Asia-Pacific Network for Global Change Research

Asia-Pacific Network for Global Change Research

Read our Science Bulletin
Peer-reviewed publication

Reconstructing daily discharge in a megadelta using machine learning techniques

In this study, six machine learning (ML) models, namely, random forest (RF), Gaussian process regression (GPR), support vector regression (SVR), decision tree (DT), least squares support vector machine (LSSVM), and multivariate adaptive regression spline (MARS) models, were employed to reconstruct the missing daily-averaged discharge in a mega-delta from 1980 to 2015 using upstream-downstream multi-station data. The performance and accuracy of each ML model were assessed and compared with the stage-discharge rating curves (RCs) using four statistical indicators, Taylor diagrams, violin plots, scatter plots, time-series plots, and heatmaps.

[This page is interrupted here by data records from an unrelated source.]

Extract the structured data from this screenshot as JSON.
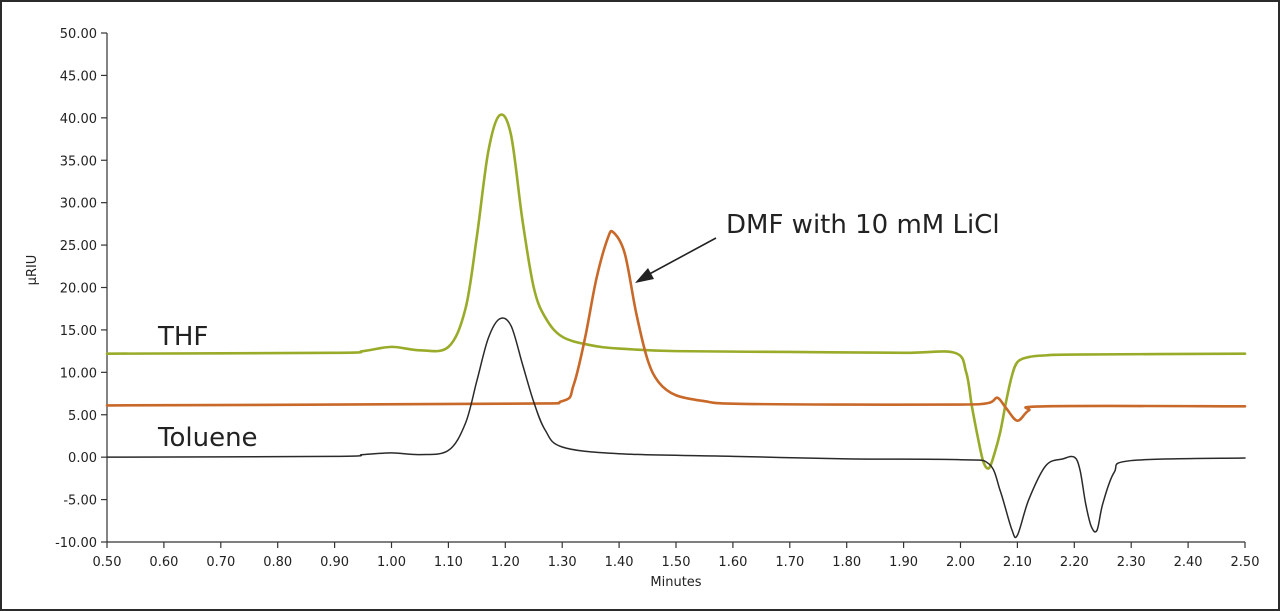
{
  "chart_data": {
    "type": "line",
    "xlabel": "Minutes",
    "ylabel": "µRIU",
    "xlim": [
      0.5,
      2.5
    ],
    "ylim": [
      -10,
      50
    ],
    "x_ticks": [
      "0.50",
      "0.60",
      "0.70",
      "0.80",
      "0.90",
      "1.00",
      "1.10",
      "1.20",
      "1.30",
      "1.40",
      "1.50",
      "1.60",
      "1.70",
      "1.80",
      "1.90",
      "2.00",
      "2.10",
      "2.20",
      "2.30",
      "2.40",
      "2.50"
    ],
    "y_ticks": [
      "50.00",
      "45.00",
      "40.00",
      "35.00",
      "30.00",
      "25.00",
      "20.00",
      "15.00",
      "10.00",
      "5.00",
      "0.00",
      "-5.00",
      "-10.00"
    ],
    "grid": false,
    "colors": {
      "thf": "#9aab2a",
      "dmf": "#c8692a",
      "toluene": "#2a2a2a",
      "axis": "#333333"
    },
    "labels": {
      "thf": "THF",
      "toluene": "Toluene",
      "dmf": "DMF with 10 mM LiCl"
    },
    "series": [
      {
        "name": "THF",
        "x": [
          0.5,
          0.9,
          0.95,
          1.0,
          1.05,
          1.1,
          1.13,
          1.15,
          1.17,
          1.19,
          1.21,
          1.23,
          1.25,
          1.27,
          1.3,
          1.35,
          1.4,
          1.5,
          1.7,
          1.9,
          1.99,
          2.01,
          2.02,
          2.03,
          2.04,
          2.05,
          2.06,
          2.07,
          2.08,
          2.09,
          2.1,
          2.12,
          2.15,
          2.2,
          2.5
        ],
        "y": [
          12.2,
          12.3,
          12.5,
          13.0,
          12.6,
          13.0,
          17.5,
          26.0,
          36.0,
          40.3,
          38.0,
          28.0,
          20.0,
          16.5,
          14.2,
          13.2,
          12.8,
          12.5,
          12.4,
          12.3,
          12.3,
          10.0,
          6.0,
          2.5,
          -0.5,
          -1.3,
          0.5,
          3.0,
          6.5,
          9.5,
          11.2,
          11.8,
          12.0,
          12.1,
          12.2
        ]
      },
      {
        "name": "DMF with 10 mM LiCl",
        "x": [
          0.5,
          1.2,
          1.3,
          1.32,
          1.34,
          1.36,
          1.38,
          1.39,
          1.41,
          1.43,
          1.45,
          1.47,
          1.5,
          1.55,
          1.6,
          1.8,
          2.0,
          2.05,
          2.065,
          2.08,
          2.1,
          2.12,
          2.15,
          2.5
        ],
        "y": [
          6.1,
          6.3,
          6.6,
          8.5,
          14.0,
          21.0,
          25.8,
          26.5,
          24.0,
          17.0,
          11.5,
          8.8,
          7.3,
          6.6,
          6.3,
          6.2,
          6.2,
          6.4,
          7.0,
          5.8,
          4.3,
          5.5,
          6.0,
          6.0
        ]
      },
      {
        "name": "Toluene",
        "x": [
          0.5,
          0.9,
          0.95,
          1.0,
          1.05,
          1.1,
          1.13,
          1.15,
          1.17,
          1.19,
          1.21,
          1.23,
          1.25,
          1.27,
          1.3,
          1.4,
          1.6,
          1.8,
          2.0,
          2.05,
          2.07,
          2.09,
          2.1,
          2.12,
          2.15,
          2.18,
          2.2,
          2.21,
          2.22,
          2.23,
          2.24,
          2.25,
          2.27,
          2.3,
          2.5
        ],
        "y": [
          0.0,
          0.1,
          0.3,
          0.5,
          0.3,
          0.8,
          4.0,
          9.0,
          14.0,
          16.3,
          15.5,
          11.0,
          6.5,
          3.2,
          1.2,
          0.4,
          0.1,
          -0.2,
          -0.3,
          -0.8,
          -4.0,
          -8.5,
          -9.2,
          -5.0,
          -1.0,
          -0.2,
          0.0,
          -1.5,
          -5.5,
          -8.2,
          -8.6,
          -5.5,
          -1.8,
          -0.4,
          -0.1
        ]
      }
    ]
  }
}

Model input selection was performed using mutual information and correlation coefficient methods after three data pre-processing steps: normalization, Fourier series fitting, and first-order differencing. The results showed that the ML models are superior to their RC counterparts, and MARS and RF are the most reliable algorithms, although MARS achieves marginally better performance than RF. Compared to RC, MARS and RF reduced the root mean square error (RMSE) by 135% and 141% and the mean absolute error by 194% and 179%, respectively, using year-round data. However, the performance of MARS and RF developed for the climbing (wet season) and recession (dry season) limbs separately worsened slightly compared to that developed using the year-round data. Specifically, the RMSE of MARS and RF in the falling limb was 856 and 1,040 m3/s, respectively, while that obtained using the year-round data was 768 and 789 m3/s, respectively. In this study, the DT model is not recommended, while the GPR and SVR models provide acceptable results.